Die Ära der Spionagesoftware

Da aber das reale Leben durch das Digitale substituiert wurde, sind wir heutzutage viel betroffener und verletzbarer als in der Vergangenheit. Über unsere Geräte tauschen wir sämtliche Schriftstücke aus, die Häufigkeit unserer Kontakte lässt sich leicht nachverfolgen. Und auch wenn man den Inhalt nicht immer abhören kann, sorgt Spionagesoftware dafür, dass eine neue Realität entsteht: Nicht nur wir werden abgehört, sondern alle um uns herum, die mit uns kommunizieren: meine Frau, die vielleicht zwei Meter entfernt vom Telefon etwas Zärtliches flüstert, ein*e Vorgesetzte*r, der*die eine kritische Bemerkung über eine*n Politiker*in macht, der Freund, mit dem wir in einer Kneipe ein Bier trinken. Alles steht ihnen zur Verfügung. Wer aber sind sie? Die griechische Regierung hat gleich nach der Enthüllung von insidestory.gr, die besagte, dass das Mobiltelefon von Thanasis Koukakis durch Spionagesoftware angegriffen wurde, über den Regierungssprecher verkünden lassen, es handele sich dabei um eine Geschichte, die Privatpersonen betreffe. Als der PASOK-Vorsitzende und Europaabgeordnete Nikos Androulakis offenbarte, dass er einen „toxischen“ Link bekommen habe, zog es die Regierung vor zu schweigen. War auch das ein privater Versuch, sein Telefon abzuhören?

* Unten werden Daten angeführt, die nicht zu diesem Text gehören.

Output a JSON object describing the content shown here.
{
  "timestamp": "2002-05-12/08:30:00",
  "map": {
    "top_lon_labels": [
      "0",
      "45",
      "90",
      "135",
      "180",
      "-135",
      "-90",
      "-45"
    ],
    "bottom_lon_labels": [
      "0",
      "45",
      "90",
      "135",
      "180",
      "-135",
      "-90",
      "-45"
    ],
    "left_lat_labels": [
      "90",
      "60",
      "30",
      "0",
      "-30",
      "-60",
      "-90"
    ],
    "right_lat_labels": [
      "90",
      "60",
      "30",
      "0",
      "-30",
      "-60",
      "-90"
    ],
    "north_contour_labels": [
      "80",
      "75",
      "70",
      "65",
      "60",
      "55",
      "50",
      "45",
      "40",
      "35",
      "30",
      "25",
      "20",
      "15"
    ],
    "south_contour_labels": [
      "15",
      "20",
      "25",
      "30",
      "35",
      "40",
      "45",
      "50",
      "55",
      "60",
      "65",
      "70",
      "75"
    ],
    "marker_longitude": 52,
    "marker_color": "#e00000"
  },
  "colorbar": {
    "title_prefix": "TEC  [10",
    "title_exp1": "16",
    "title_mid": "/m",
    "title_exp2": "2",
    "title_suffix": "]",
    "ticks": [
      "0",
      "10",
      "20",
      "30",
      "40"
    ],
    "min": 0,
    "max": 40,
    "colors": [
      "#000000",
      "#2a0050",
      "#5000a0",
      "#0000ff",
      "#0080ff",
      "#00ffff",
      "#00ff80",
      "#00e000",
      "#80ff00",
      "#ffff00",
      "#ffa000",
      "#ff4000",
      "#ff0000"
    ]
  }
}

Später, im parlamentarischen Untersuchungsausschuss zu den Abhörungen, hat die Regierung davon abgesehen, die israelische Gesellschaft Intellexa einzuladen. Dafür war ihr griechischer Aktionär, der über seine Gesellschaft mehr als 35% der Aktien von Intellexa kontrolliert, präsent (Anm. d. Verf.: er hat sogar gesagt, dass er seine Aktien verkauft habe - einen Tag vor der Bestätigung der Abhörung von Nikos Androulakis durch die Regierung). Weitgehende Immunität für einen privaten Streitfall? Ein Mitarbeiter von Intellexa stellte mir die Gegenfrage: „Wieso beschäftigen Sie sich so wenig mit der Regierung?“ Spionagesoftware-Firmen schieben die Schuld auf die Regierungen, und behaupten selbst nur gute Software zu verkaufen, die zur Unterstützung der Behörden bei der Verfolgung von illegalen Aktivitäten gedacht sei und lediglich falsch angewendet werden würde. Der Hinweis des Intellexa-Mannes war eindeutig: Sehen Sie wo anders hin!

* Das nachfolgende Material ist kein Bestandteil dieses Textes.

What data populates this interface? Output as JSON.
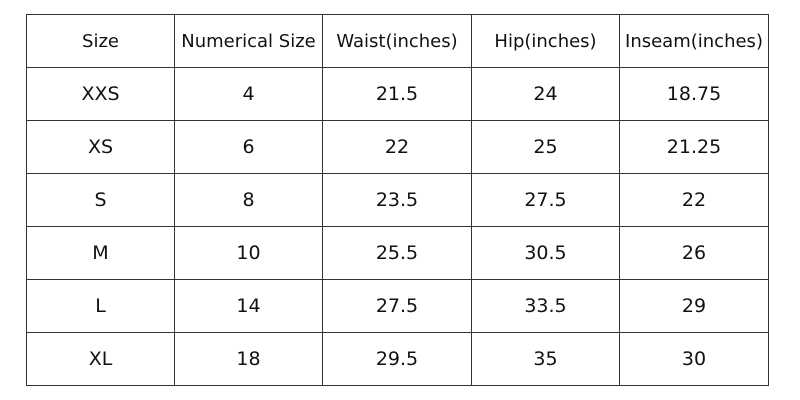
{
  "table": {
    "headers": [
      "Size",
      "Numerical Size",
      "Waist(inches)",
      "Hip(inches)",
      "Inseam(inches)"
    ],
    "rows": [
      [
        "XXS",
        "4",
        "21.5",
        "24",
        "18.75"
      ],
      [
        "XS",
        "6",
        "22",
        "25",
        "21.25"
      ],
      [
        "S",
        "8",
        "23.5",
        "27.5",
        "22"
      ],
      [
        "M",
        "10",
        "25.5",
        "30.5",
        "26"
      ],
      [
        "L",
        "14",
        "27.5",
        "33.5",
        "29"
      ],
      [
        "XL",
        "18",
        "29.5",
        "35",
        "30"
      ]
    ]
  }
}
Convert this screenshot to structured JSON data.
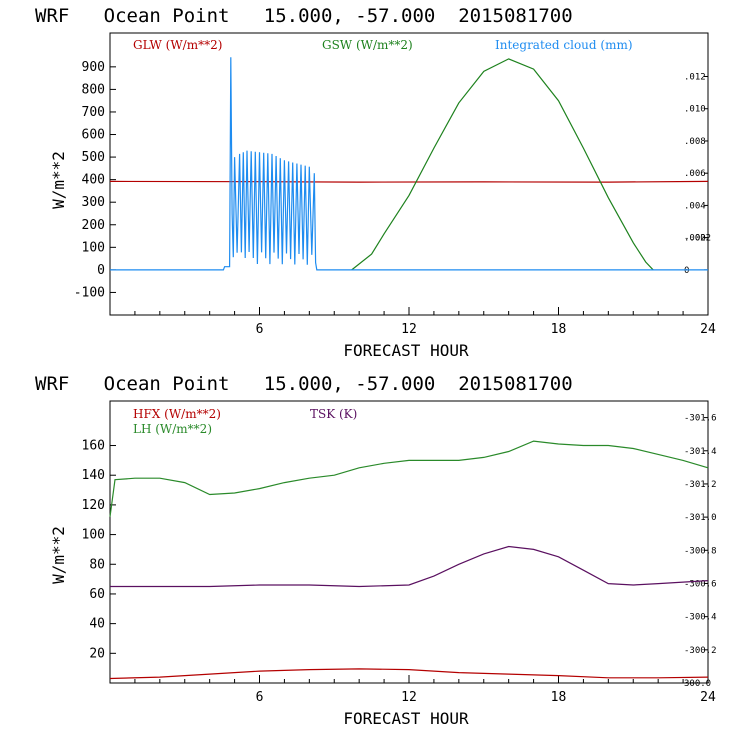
{
  "chart_data": [
    {
      "type": "line",
      "title": "WRF   Ocean Point   15.000, -57.000  2015081700",
      "xlabel": "FORECAST HOUR",
      "ylabel": "W/m**2",
      "xlim": [
        0,
        24
      ],
      "ylim": [
        -200,
        1050
      ],
      "xticks": [
        "6",
        "12",
        "18",
        "24"
      ],
      "yticks": [
        "-100",
        "0",
        "100",
        "200",
        "300",
        "400",
        "500",
        "600",
        "700",
        "800",
        "900"
      ],
      "y2lim": [
        -0.0028,
        0.0147
      ],
      "y2ticks": [
        "-.002",
        "0",
        ".002",
        ".004",
        ".006",
        ".008",
        ".010",
        ".012"
      ],
      "series": [
        {
          "name": "GLW (W/m**2)",
          "color": "#b40000",
          "axis": "left",
          "x": [
            0,
            6,
            10,
            15,
            20,
            24
          ],
          "values": [
            392,
            391,
            389,
            390,
            389,
            392
          ]
        },
        {
          "name": "GSW (W/m**2)",
          "color": "#1e821e",
          "axis": "left",
          "x": [
            9.7,
            10.5,
            11,
            12,
            13,
            14,
            15,
            16,
            17,
            18,
            19,
            20,
            21,
            21.5,
            21.8
          ],
          "values": [
            0,
            70,
            160,
            330,
            540,
            740,
            880,
            935,
            890,
            750,
            540,
            320,
            120,
            35,
            0
          ]
        },
        {
          "name": "Integrated cloud (mm)",
          "color": "#1e8cf0",
          "axis": "right",
          "x": [
            0,
            4.55,
            4.6,
            4.8,
            4.85,
            4.9,
            5.0,
            5.2,
            5.5,
            6,
            6.5,
            7,
            7.5,
            8,
            8.2,
            8.3,
            24
          ],
          "values": [
            0,
            0,
            0.0002,
            0.0002,
            0.0132,
            0.0035,
            0.007,
            0.0072,
            0.0074,
            0.0073,
            0.0072,
            0.0068,
            0.0066,
            0.0064,
            0.006,
            0,
            0
          ]
        }
      ]
    },
    {
      "type": "line",
      "title": "WRF   Ocean Point   15.000, -57.000  2015081700",
      "xlabel": "FORECAST HOUR",
      "ylabel": "W/m**2",
      "xlim": [
        0,
        24
      ],
      "ylim": [
        0,
        190
      ],
      "xticks": [
        "6",
        "12",
        "18",
        "24"
      ],
      "yticks": [
        "20",
        "40",
        "60",
        "80",
        "100",
        "120",
        "140",
        "160"
      ],
      "y2lim": [
        300.0,
        301.7
      ],
      "y2ticks": [
        "300.0",
        "-300.2",
        "-300.4",
        "-300.6",
        "-300.8",
        "-301.0",
        "-301.2",
        "-301.4",
        "-301.6"
      ],
      "series": [
        {
          "name": "HFX (W/m**2)",
          "color": "#b40000",
          "axis": "left",
          "x": [
            0,
            2,
            4,
            6,
            8,
            10,
            12,
            14,
            16,
            18,
            20,
            22,
            24
          ],
          "values": [
            3,
            4,
            6,
            8,
            9,
            9.5,
            9,
            7,
            6,
            5,
            3.5,
            3.5,
            4
          ]
        },
        {
          "name": "LH  (W/m**2)",
          "color": "#2a8a2a",
          "axis": "left",
          "x": [
            0,
            0.2,
            1,
            2,
            3,
            4,
            5,
            6,
            7,
            8,
            9,
            10,
            11,
            12,
            13,
            14,
            15,
            16,
            17,
            18,
            19,
            20,
            21,
            22,
            23,
            24
          ],
          "values": [
            112,
            137,
            138,
            138,
            135,
            127,
            128,
            131,
            135,
            138,
            140,
            145,
            148,
            150,
            150,
            150,
            152,
            156,
            163,
            161,
            160,
            160,
            158,
            154,
            150,
            145
          ]
        },
        {
          "name": "TSK (K)",
          "color": "#5a1060",
          "axis": "left",
          "x": [
            0,
            2,
            4,
            6,
            8,
            10,
            12,
            13,
            14,
            15,
            16,
            17,
            18,
            19,
            20,
            21,
            22,
            24
          ],
          "values": [
            65,
            65,
            65,
            66,
            66,
            65,
            66,
            72,
            80,
            87,
            92,
            90,
            85,
            76,
            67,
            66,
            67,
            69
          ]
        }
      ]
    }
  ]
}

Exporte - aber wo bleiben die Lizenzen?

Ende Juli 2022 wurde Thanasis Koukakis der Bericht der Nationalen Transparenzbehörde zu seinen Klagen überreicht. Zu seiner Überraschung stellte er fest, dass alles, was er über die Bankkonten der Gesellschaften, die anscheinend mit der Abhörsoftware in Verbindung standen, oder was er über den Nationalen Geheimdienst aufgeführt hatte, nicht behandelt worden war. Koukakis, der unnachgiebig und dauerhaft Opfer der Spionage geworden ist - er wurde im Laufe von drei Jahren sowohl mit Spionagesoftware als auch über «Einschaltung» aus Gründen der nationalen Sicherheit abgehört - entschloss sich zu Beginn der ersten Oktoberwoche, etwas Außerordentliches zu tun: Er klagte die Produktions- und Handelsgesellschaft der Software Intellexa und ihre Verantwortlichen wegen Verletzung des Fernmeldegeheimnisses an, worin er sie zumindest für Komplizen hält. Sein Anwalt wird es nicht leicht haben, zu beweisen, dass die Software-Produzenten im Voraus wussten, dass die Software gegen seinen Klienten angewandt werden würde. Aber ein guter Staatsanwalt wird, auch wenn er akzeptiert, dass der Staat die Software nicht benutzt hat, die Händler von Intellexa fragen können, an wen sie die Software der nordmazedonischen Firma Cytroks verkauft haben, die zum gleichen Konzern gehört.

Wenn man ihm dann antwortet, dass diese Produkte für den Export außerhalb Europas bestimmt waren, müssen sie die entsprechenden Exportlizenzen vorlegen. Nach solchen Lizenzen von Intellexa und ähnlichen Firmen, die ihren Sitz innerhalb der EU und dabei hauptsächlich in Zypern haben, haben wir schon in den letzten zwei Monaten gesucht. Mein Kollege Fanis Makridis von der Zeitung Phileleftheros fand eine solche Lizenz bei einer anderen israelischen Gesellschaft. Die Investigationsreporter*innen, die sich mit der Firma Whispear von Tal Dilian, die er bis 2019 in Zypern hatte, beschäftigen, bestanden bei unseren Treffen im September darauf, dass es noch eine weitere Lizenz gäbe, die mit Hilfe der damaligen Regierung einer Firma von Dilian erteilt worden sei.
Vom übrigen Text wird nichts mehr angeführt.